Ok,
I’m trying to do something interesting with the DLR (I emailed John
before finding this forum… sorry, John). My project is here →
http://www.codeplex.com/dlrscript
What I’m doing is hosting the DLR within a Silverlight 2.0 beta 1 app.
My app scans the html dom for Script tags that target DLR languages
effectively adding a new client scripting language to the browser. I’m
embedding a couple objects as global vars into the script environment.
One of these objects provides a mechanism for creating and event handler
which is used in conjunction with my other object (document which
provides getElementById). The app itself is written in C#, and my test
page works perfectly for DLR Python (aka IronPython) and DLR JScript
(AKA managed JavaScript). For DLR Ruby (AKA IronRuby), the globals are
working, and the wiring up of the event works.

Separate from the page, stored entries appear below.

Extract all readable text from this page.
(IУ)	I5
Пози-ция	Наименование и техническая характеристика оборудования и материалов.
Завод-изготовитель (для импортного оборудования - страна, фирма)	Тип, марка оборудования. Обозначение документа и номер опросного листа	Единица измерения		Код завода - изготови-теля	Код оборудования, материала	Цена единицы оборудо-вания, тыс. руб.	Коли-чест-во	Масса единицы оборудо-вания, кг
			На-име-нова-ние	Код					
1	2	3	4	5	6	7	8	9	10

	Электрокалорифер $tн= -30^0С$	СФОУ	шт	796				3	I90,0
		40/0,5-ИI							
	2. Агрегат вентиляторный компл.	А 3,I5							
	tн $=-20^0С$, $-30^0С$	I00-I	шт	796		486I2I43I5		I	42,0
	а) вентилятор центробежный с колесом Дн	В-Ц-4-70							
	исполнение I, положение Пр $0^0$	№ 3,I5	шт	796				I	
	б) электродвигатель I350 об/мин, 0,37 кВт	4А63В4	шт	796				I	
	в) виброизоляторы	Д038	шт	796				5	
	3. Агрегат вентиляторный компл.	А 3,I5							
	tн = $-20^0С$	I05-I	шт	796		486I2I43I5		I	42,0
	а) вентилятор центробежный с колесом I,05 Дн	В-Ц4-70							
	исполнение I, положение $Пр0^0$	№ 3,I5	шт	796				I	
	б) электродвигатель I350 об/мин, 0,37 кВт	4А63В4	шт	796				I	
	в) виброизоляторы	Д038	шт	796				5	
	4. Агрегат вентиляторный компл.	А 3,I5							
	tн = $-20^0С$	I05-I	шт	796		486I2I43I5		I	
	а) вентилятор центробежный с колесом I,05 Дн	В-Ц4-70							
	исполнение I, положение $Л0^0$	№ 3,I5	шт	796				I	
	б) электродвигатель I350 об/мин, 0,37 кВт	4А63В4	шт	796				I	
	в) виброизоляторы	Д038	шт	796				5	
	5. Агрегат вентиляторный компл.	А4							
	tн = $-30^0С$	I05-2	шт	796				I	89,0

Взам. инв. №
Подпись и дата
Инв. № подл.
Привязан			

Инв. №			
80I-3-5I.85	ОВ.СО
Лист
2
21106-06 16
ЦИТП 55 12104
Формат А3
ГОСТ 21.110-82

The problem has to do
with how I’m calling the Ruby function when the event fires (it fires a
C# anonymous function which calls the Ruby function).
The way I’m calling the function is via an instance of the Ruby
ScriptEngine’s Execute function using a single statement (source
kind)… the code looks something like this:
// This is actually a function
String method = “someFunction”; /// this is actually a param
String codeID = “rby_command”; // this is also a param
SourceCodeKind kind = SourceCodeKind.SingleStatement; //
param
// SourceCodeKind is actually a variable… first time through this is
// “Statements”
// This is the actual function beginning
Exception result = null;
ErrorSink sink = new ErrorSink();
try
{
CompilerOptions copts =
engine.GetDefaultCompilerOptions();
SourceUnit scu =
engine.CreateScriptSourceFromString(text, scriptid + “_” +
this.shortName, kind);
CompilerContext cc = new CompilerContext(scu, copts,
sink);
ICompiledCode icc = engine.Compile(scu, copts, sink);
if (sink.AnyError) return new Exception("Syntax Error :"
-
sink.ToString());
if (scope == null) // This gets created the first
iteration through
{
scope = engine.Runtime.CreateScope();
}
engine.Execute(scope, scu);
return null;
}
catch (Exception ex)
{
result = ex;
}
return result;
I would expect that as long as I keep the same scope then the
environment should be able to locate the local variable/function I’m
trying to call. BTW, I’ve tried interactive, and expression, as well.
None of them work. So what am I missing? My objects are definitely
working.
BTW, the code in the latest released project has changed. Ruby doesn’t
work there (it is working perfectly except for this one item), so if I
need to I will upload a zip of the project here.
Also, thank you Michael of Michael.net… you’re logo DSL was very
helpful for getting me this far with Ruby.